With these things in mind, it's no wonder why clean water and sanitation is number six of the United Nations' Sustainable Development Goals (SDGs). But what are people doing to address the issue?

Clean water for classrooms

The UBS Optimus Foundation has begun partnering with Impact Water↗ – a social business trying to combat this crisis head on by delivering sustainable, safe water to schools in developing countries. They sell, install and maintain water purification systems. The systems use established technologies and perform effectively with relatively simple, scheduled preventive maintenance.

By installing water purification systems in schools, Impact Water is able to reach efficiently a large number of children. Since they launched in 2014, they have developed offices in Uganda, Kenya and Nigeria, supplying over 5,000 schools and over 3,000,000 children with affordable, safe drinking water.[2]

In addition to reaching larger groups of children, installing systems in schools also allows to reduce waterborne infection incidences, and keep more children in schools.

Impact Water customizes its payment terms according to individual schools' cash flows.
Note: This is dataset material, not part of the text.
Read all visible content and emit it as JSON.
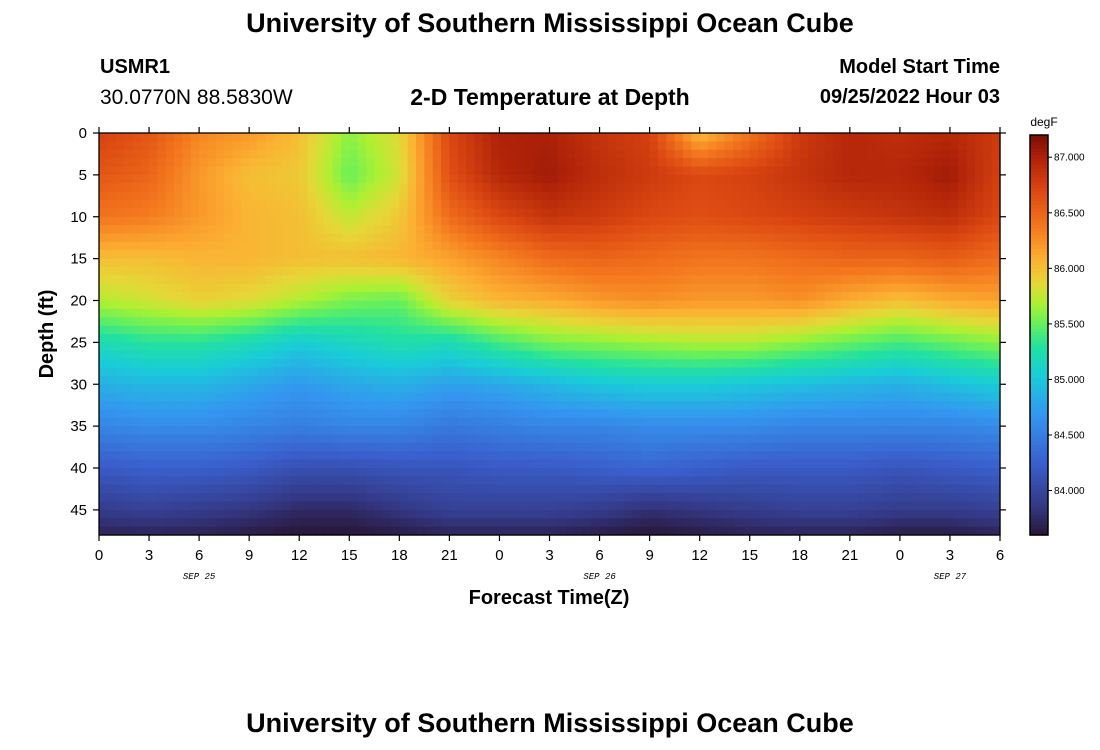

The timing of installment payments is tailored to the school's funding ability and normally tied to the cycle of school fee payments. For schools, this makes the payment cycle much more manageable.

Individuals can be powerful

We talk a lot at UBS in society about the fallacy that individuals are powerless in the face of huge global concerns. It's a dangerous assumption and one we actively oppose. From a financial perspective, there's a lot we can do with clients to promote clean water and sanitation too:

  • Investing in water infrastructure and affordable water purification – low income populations account for USD 5 trillion in global spending every year, and providing access to affordable drinking water has proved to be an unmet market opportunity.
  • Water sharing partnerships (WSIP) – can help ease water scarcity problems by conserving and restoring water ecosystems. WSIP's use investor capital to earn water rights, which is leased to the market and brought back to the environment.
  • Agriculture – investing in innovative irrigation technologies will reduce inefficient water usage.
  • Water recycling programs – investments have proven critical in preserving groundwater resources, particularly in China, India and Brazil.

The value of investments can go down as well as up. Your capital and income is at risk.